Department of Cell Therapy
Cancer immunotherapy has gained a lot of interest over the last few years due to the success of immune checkpoint inhibitors in treating cancer. These inhibitors have been shown to increase survival of patients with advanced cancers. The immune checkpoint inhibitors prevent cancer-induced immune suppression and thereby restore the function of T cells that are programmed and trained to fight against tumor cells. However, abrogating immune suppression is not always sufficient, as anti-tumor T cell immunity might be severely hampered or even absent in cancer patients. Therefore, there is an urgent need for novel cancer therapies that induce anti-tumor responses in patients to enhance the effect of immune checkpoint inhibitors.
Dendritic cells (DCs) as professional antigen presenting cells are vital for the activation of immune responses and therefore DC-based cancer immunotherapy can be a very powerful method to induce anti-tumor immune responses in patients. This immunotherapy is based on training autologous DCs from patients to induce anti-tumor immunity. Several studies have shown that DC-based immunotherapy is safe and can improve survival of cancer patients by eliciting anti-tumor immunity. Although proof-of-principle has been provided for DC-based cancer immunotherapy, the clinical success has been suboptimal. For DC-based immunotherapy it is crucial to develop better methods to train, program and activate DCs to induce powerful anti-tumor immunity, which depends on robust activation of T helper cells to propagate anti-tumor immunity as well as cytotoxic T cells for killing tumor cells. This is the decisive step in the induction of anti-tumor immunity, since DCs can be activated by different stimuli, leading to very distinct immune responses. In particular, it has become clear that DC activation program can be tailored to the pathogen or tumor by triggering a specific combination of receptors, such as Toll-like receptors, C-type lectin receptors, and cytokine receptors. Our knowledge about these receptors and the functional consequences of different DC maturation steps provides us with powerful tools to develop novel DC activation methods that lead to effective anti-tumor immunity.

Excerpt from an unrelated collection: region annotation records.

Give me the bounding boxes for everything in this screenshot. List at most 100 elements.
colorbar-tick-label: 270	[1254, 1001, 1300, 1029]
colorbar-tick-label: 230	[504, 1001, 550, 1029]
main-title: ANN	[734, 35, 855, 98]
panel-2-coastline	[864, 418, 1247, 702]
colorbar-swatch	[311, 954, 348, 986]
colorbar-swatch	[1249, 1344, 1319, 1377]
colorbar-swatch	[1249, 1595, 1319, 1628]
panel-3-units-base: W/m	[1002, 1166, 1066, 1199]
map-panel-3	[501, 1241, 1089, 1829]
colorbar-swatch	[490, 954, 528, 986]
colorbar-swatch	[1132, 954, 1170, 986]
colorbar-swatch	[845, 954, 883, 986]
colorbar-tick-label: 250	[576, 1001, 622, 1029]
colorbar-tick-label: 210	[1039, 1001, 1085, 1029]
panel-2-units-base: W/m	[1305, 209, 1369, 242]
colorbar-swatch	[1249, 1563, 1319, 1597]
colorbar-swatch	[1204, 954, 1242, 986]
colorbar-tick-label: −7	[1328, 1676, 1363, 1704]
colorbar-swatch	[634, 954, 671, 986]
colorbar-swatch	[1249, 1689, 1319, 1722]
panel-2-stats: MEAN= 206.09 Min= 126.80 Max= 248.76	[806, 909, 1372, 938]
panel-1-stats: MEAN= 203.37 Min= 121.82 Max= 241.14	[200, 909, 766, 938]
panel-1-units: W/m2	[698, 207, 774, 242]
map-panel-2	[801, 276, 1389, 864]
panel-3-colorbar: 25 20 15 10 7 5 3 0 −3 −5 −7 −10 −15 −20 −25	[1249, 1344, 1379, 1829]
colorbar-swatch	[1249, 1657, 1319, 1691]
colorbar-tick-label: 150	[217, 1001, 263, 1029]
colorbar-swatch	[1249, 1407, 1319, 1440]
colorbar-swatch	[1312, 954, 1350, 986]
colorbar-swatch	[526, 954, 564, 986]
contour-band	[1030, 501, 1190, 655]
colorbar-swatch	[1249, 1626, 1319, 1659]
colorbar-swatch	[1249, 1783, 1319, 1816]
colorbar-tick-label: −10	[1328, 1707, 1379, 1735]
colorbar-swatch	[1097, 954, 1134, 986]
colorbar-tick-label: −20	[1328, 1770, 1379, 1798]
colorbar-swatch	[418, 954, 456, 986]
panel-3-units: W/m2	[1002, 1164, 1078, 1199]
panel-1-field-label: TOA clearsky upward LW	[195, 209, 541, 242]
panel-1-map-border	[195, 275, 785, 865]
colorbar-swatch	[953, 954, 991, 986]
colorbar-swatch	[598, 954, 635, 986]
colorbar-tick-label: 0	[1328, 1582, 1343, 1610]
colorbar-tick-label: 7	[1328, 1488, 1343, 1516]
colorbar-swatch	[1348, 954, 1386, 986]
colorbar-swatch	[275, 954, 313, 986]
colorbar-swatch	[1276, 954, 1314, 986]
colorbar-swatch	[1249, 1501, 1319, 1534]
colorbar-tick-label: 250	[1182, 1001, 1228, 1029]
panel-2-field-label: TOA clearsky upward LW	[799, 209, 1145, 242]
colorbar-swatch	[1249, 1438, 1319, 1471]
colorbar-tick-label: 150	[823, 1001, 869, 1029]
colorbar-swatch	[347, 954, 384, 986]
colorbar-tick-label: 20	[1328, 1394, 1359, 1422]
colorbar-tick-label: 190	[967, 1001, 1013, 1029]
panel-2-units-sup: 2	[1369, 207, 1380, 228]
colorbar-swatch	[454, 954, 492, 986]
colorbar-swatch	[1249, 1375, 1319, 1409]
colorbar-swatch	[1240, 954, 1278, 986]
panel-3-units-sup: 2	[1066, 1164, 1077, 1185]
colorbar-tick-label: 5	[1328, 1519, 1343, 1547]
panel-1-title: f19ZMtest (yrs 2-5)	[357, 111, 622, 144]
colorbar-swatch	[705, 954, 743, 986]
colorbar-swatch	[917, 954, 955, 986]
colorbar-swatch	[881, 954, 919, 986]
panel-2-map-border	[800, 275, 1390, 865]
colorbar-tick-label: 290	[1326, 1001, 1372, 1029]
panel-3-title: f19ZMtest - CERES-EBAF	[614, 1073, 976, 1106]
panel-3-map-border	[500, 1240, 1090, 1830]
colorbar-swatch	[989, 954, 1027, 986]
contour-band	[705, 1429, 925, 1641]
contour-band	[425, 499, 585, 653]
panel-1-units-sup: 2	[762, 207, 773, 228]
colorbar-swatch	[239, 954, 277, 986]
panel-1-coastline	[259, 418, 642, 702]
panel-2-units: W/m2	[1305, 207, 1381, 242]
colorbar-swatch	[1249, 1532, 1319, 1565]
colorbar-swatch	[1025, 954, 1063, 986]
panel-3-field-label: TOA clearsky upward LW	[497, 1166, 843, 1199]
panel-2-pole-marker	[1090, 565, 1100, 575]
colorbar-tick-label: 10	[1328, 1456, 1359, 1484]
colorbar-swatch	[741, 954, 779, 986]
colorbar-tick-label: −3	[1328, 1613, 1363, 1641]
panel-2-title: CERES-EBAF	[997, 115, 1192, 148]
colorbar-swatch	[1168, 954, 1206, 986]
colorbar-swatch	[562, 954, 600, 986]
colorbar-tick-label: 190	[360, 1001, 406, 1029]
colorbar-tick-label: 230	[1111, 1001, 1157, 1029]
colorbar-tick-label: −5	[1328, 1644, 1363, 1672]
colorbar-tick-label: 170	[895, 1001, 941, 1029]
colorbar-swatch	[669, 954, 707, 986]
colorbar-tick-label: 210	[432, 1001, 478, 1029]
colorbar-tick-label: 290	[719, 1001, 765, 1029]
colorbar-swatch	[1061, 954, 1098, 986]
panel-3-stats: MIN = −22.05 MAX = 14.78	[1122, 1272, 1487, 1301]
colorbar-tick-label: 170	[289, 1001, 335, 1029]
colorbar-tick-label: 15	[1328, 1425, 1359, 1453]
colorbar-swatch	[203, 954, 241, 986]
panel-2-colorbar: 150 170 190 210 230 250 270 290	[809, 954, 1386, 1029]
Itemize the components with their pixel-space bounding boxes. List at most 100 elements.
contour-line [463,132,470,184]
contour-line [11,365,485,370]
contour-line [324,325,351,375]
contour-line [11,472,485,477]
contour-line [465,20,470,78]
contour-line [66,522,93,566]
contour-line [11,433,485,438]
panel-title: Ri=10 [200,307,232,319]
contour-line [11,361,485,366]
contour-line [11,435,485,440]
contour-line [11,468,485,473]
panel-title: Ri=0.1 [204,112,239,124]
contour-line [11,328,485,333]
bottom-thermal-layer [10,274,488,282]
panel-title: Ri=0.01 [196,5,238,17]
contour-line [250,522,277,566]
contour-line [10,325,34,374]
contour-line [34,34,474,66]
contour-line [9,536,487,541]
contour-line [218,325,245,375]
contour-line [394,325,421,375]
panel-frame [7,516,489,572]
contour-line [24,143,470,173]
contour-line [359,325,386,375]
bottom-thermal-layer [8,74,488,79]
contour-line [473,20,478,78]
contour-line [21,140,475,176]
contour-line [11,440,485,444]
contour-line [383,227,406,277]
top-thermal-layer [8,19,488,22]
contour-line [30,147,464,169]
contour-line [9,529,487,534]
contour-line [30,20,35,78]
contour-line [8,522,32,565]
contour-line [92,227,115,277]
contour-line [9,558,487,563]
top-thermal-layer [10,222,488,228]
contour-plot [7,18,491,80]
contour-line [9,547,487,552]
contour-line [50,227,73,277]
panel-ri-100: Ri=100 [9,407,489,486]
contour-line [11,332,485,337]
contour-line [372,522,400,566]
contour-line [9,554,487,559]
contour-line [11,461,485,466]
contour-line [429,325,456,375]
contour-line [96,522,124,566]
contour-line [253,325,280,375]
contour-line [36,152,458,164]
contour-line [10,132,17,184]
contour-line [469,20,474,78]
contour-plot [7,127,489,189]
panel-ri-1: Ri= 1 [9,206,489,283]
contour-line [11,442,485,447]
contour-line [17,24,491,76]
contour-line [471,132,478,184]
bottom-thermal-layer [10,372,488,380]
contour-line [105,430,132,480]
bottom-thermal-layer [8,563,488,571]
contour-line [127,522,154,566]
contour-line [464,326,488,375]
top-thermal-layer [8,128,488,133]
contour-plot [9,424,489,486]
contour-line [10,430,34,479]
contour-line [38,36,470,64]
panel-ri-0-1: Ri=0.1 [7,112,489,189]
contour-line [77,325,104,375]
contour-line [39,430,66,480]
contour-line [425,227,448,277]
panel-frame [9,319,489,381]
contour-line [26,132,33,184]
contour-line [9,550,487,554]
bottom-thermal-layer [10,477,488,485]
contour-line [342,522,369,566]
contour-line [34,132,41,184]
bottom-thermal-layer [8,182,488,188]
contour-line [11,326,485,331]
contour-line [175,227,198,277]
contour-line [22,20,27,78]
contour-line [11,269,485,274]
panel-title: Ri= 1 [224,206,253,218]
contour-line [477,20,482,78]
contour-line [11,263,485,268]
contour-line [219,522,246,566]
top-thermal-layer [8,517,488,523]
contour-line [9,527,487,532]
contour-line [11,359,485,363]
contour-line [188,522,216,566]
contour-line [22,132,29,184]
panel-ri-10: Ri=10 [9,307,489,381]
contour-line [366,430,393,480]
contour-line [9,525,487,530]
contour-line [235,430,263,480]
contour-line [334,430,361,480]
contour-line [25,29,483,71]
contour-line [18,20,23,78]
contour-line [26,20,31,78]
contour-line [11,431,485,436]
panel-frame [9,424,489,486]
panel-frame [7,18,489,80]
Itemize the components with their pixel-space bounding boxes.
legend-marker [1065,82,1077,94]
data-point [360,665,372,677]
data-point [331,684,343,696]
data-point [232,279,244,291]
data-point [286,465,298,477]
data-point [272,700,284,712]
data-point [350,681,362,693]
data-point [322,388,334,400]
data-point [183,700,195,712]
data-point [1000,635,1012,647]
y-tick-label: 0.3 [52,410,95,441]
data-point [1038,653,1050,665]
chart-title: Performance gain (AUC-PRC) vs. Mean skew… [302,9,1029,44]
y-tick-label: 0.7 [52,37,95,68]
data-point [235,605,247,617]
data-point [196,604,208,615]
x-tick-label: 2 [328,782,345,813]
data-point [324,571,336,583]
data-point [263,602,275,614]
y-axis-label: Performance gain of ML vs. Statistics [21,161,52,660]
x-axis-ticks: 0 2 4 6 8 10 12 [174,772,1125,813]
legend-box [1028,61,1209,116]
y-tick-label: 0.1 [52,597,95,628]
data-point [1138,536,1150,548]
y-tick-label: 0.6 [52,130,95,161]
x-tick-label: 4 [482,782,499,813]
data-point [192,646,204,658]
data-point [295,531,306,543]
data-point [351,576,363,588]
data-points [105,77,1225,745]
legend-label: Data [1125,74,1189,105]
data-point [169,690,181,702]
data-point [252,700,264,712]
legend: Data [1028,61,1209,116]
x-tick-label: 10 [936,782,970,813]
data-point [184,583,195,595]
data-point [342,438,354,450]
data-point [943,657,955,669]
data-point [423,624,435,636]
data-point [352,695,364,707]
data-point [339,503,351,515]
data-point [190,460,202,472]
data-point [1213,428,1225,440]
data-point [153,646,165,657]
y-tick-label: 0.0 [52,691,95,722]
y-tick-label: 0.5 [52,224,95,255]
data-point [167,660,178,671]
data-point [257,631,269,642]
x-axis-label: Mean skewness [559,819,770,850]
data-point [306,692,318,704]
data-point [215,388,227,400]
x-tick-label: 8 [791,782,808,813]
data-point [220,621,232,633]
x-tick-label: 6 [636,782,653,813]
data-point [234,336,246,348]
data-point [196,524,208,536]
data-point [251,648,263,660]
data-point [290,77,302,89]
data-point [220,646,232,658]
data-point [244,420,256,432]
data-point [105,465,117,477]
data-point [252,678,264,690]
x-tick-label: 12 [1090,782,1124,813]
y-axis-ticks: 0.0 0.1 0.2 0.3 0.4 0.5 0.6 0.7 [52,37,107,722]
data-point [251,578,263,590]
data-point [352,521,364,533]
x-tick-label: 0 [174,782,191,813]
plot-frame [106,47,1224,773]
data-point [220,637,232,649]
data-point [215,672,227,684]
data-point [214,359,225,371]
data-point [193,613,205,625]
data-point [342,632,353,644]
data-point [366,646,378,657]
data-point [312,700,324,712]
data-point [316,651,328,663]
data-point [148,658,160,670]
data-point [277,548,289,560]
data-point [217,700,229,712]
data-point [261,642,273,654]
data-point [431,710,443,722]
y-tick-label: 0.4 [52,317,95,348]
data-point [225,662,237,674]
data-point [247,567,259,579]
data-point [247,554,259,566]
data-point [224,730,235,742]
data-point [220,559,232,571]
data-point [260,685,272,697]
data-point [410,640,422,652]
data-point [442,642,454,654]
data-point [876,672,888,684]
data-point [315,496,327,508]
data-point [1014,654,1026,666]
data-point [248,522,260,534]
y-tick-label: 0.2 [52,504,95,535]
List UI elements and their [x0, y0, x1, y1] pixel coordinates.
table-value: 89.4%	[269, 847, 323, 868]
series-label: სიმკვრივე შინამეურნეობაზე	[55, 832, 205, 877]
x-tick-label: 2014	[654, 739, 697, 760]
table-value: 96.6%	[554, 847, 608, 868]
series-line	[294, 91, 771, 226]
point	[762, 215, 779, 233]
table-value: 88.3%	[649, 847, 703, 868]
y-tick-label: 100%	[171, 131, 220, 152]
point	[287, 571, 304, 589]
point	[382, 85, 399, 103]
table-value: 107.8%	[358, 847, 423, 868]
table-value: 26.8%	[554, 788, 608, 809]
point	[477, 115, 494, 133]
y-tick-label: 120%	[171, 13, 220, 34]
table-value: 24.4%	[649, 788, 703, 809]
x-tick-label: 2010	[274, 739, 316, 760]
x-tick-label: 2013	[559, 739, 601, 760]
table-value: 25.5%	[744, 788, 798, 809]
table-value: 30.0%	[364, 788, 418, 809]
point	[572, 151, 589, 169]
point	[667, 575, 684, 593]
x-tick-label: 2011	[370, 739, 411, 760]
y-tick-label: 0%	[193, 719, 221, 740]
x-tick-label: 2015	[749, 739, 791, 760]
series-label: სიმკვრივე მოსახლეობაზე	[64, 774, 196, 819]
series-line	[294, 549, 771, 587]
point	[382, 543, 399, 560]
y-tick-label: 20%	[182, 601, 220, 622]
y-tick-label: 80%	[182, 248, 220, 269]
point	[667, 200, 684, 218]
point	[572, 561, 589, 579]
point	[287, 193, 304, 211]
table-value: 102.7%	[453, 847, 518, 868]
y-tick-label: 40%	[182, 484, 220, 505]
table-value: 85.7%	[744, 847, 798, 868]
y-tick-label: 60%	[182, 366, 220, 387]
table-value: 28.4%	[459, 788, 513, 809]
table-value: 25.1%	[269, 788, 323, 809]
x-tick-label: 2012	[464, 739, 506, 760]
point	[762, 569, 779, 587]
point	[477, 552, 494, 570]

Considering the unique technical skills, expertise and clinical facilities in the Department of Experimental Immunology (EXIM), Academic Medical Center, University of Amsterdam, we have planned a comprehensive program in which through a long lasting collaboration and performing several joint projects, DC immunotherapy for treatment of different cancers will be set up, developed and run in our department.
Our group is experts in DC biology and immune signaling by pattern recognition receptors such as Toll-like receptors and C-type lectin receptors. Our Dutch collaborators belong to the world-leaders in understanding the function of DC and in inducing specific T cell responses paramount to antitumor immunity (Gringhuis et al. Nature Immunol 2009a,b, 2010 and 2012; Nat Comm 2014a,b; Mesman et al. Cell Host & Microbes; Wevers et al. Cell Host & Microbes). We have identified different signaling pathways in DC that allow us to program DC to shape adaptive immunity specifically against cancer to induce strong T helper 1 responses and cytotoxic T cells.
We have identified specific stimuli and receptors that will allow development of dendritic cell-based vaccines that tremendously enhance the effectivity of anti-tumor responses. We not only study the antigen uptake pathway but we also design novel adjuvants to induce the most efficient anti-tumor responses in patients.
Together with clinicians from Breast Cancer Research Center, we use our expertise to develop DC-based immunotherapy program in Iran. This program consists of fundamental and pre-clinical research combined with clinical trials to successfully treat cancer patients.
In this program we develop and implement an innovative DC cancer immunotherapy for treating cancer patients. We will initially focus on breast and/or prostate cancer but we will also develop the DC immunotherapy for other cancers such as leukemia, and colon cancer. Once the DC immunotherapy has been developed for one cancer, it can be adapted for other cancers since the basic method of ex vivo DC generation and activation remains the same.